Knowing God is something more that knowing about God. It is more than knowing that there is a God, that he is omniscient, that he is the Creator, that he is merciful, etc. The Scriptures speak of a knowledge of God that is intimate, the sort of knowing that goes on between one person and another. In fact, in the Bible, “knowing” describes the most intimate of all human relationships: “Now Adam knew Eve his wife, and she conceived ...” (Gen. 4:1). It is this interpersonal knowledge that is the foundation and goal of prayer. It is a knowledge gained only by love; just so it is a knowledge of what the other desires, of what the other “feels”, of what the other requires.

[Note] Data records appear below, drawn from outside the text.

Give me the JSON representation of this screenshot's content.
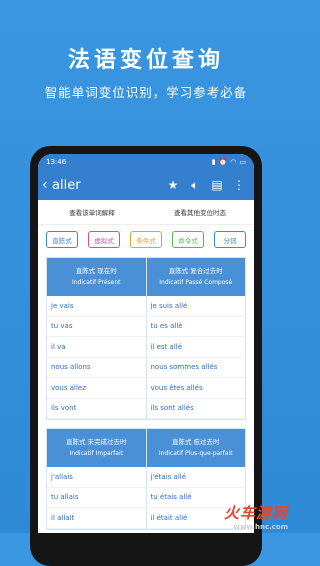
{
  "hero": {
    "title": "法语变位查询",
    "subtitle": "智能单词变位识别，学习参考必备"
  },
  "status": {
    "time": "13:46",
    "icons": [
      "sim-icon",
      "alarm-icon",
      "wifi-icon",
      "battery-icon"
    ]
  },
  "appbar": {
    "back_icon": "chevron-left-icon",
    "word": "aller",
    "icons": [
      "star-icon",
      "speaker-icon",
      "notebook-icon",
      "more-icon"
    ]
  },
  "links": {
    "left": "查看该单词解释",
    "right": "查看其他变位时态"
  },
  "chips": [
    {
      "label": "直陈式",
      "color": "#3f86d3"
    },
    {
      "label": "虚拟式",
      "color": "#d24da8"
    },
    {
      "label": "条件式",
      "color": "#e4a12a"
    },
    {
      "label": "命令式",
      "color": "#5bb552"
    },
    {
      "label": "分词",
      "color": "#3f86d3"
    }
  ],
  "blocks": [
    {
      "left": {
        "title_cn": "直陈式 现在时",
        "title_fr": "Indicatif Présent",
        "rows": [
          "je vais",
          "tu vas",
          "il va",
          "nous allons",
          "vous allez",
          "ils vont"
        ]
      },
      "right": {
        "title_cn": "直陈式 复合过去时",
        "title_fr": "Indicatif Passé Composé",
        "rows": [
          "je suis allé",
          "tu es allé",
          "il est allé",
          "nous sommes allés",
          "vous êtes allés",
          "ils sont allés"
        ]
      }
    },
    {
      "left": {
        "title_cn": "直陈式 未完成过去时",
        "title_fr": "Indicatif Imparfait",
        "rows": [
          "j'allais",
          "tu allais",
          "il allait"
        ]
      },
      "right": {
        "title_cn": "直陈式 愈过去时",
        "title_fr": "Indicatif Plus-que-parfait",
        "rows": [
          "j'étais allé",
          "tu étais allé",
          "il était allé"
        ]
      }
    }
  ],
  "watermark": {
    "brand": "火车游网",
    "url": "www.hnc.com"
  }
}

In this “knowledge” of God we have to do with the mystery of the divine Love (Trinity): “No one knows the Son except the Father, and no one knows the Father, except the Son and anyone to whom the Son chooses to reveal him” (Matt. 11:27). This means that in Christian prayer (that is, prayer with Jesus and in his Name) we begin to share in the Son's knowing of his Father and in the Father's knowing of his Son. This knowledge of God is the first fruit of prayer.
Paying Attention . . .
“Your life is hidden with Christ in God” (Col. 3:3). The spiritual life is (for the time being) largely hidden. Even when the spiritual reality is momentarily made visible to the eye – chiefly in the sacraments, but also in the smallest act of kindness, our physical senses see only the outward sign of what is going on. The large part of the mystery is seen only by the “eyes of faith”. It is in sustained prayer that one receives the gift of sustained attention. In prayer, we step out of the visible world of “multi-tasking” in order to pay attention with Mary of Bethany to the “one thing that is needful” (Lk. 10:42). How many men and women of our age live their lives on the surface of reality, in what they insist on calling the “real world”, resisting the Spirit's intimate revelations of the Truth that can be received only by one who has an “ear to hear” ( Matt. 13:9-16)). Satan does not have to make a man a monster in order to win his soul. He only has to keep him from paying attention to the real “real world”. It is in prayer that we learn a holy realism. When the impulse to pray strikes, know that you are receiving a call from the real world.
Receiving What You Ask For . . .
The fruits of prayer are “whatever you ask for” (John 11:22: 16:13). So we are promised by Jesus. But we will need to look below the surface, to contemplate this promise, if we are to comprehend its meaning. That is to say, only in prayer can I learn to discern the real answer to my prayer. In prayer we receive the grace to “wait on the Lord” (Ps. 130) when it seems that God has fallen silent. In prayer we also receive the grace to get off our knees and to receive the new gift given, and to participate in the new reality created by God's unexpected answer to our prayers.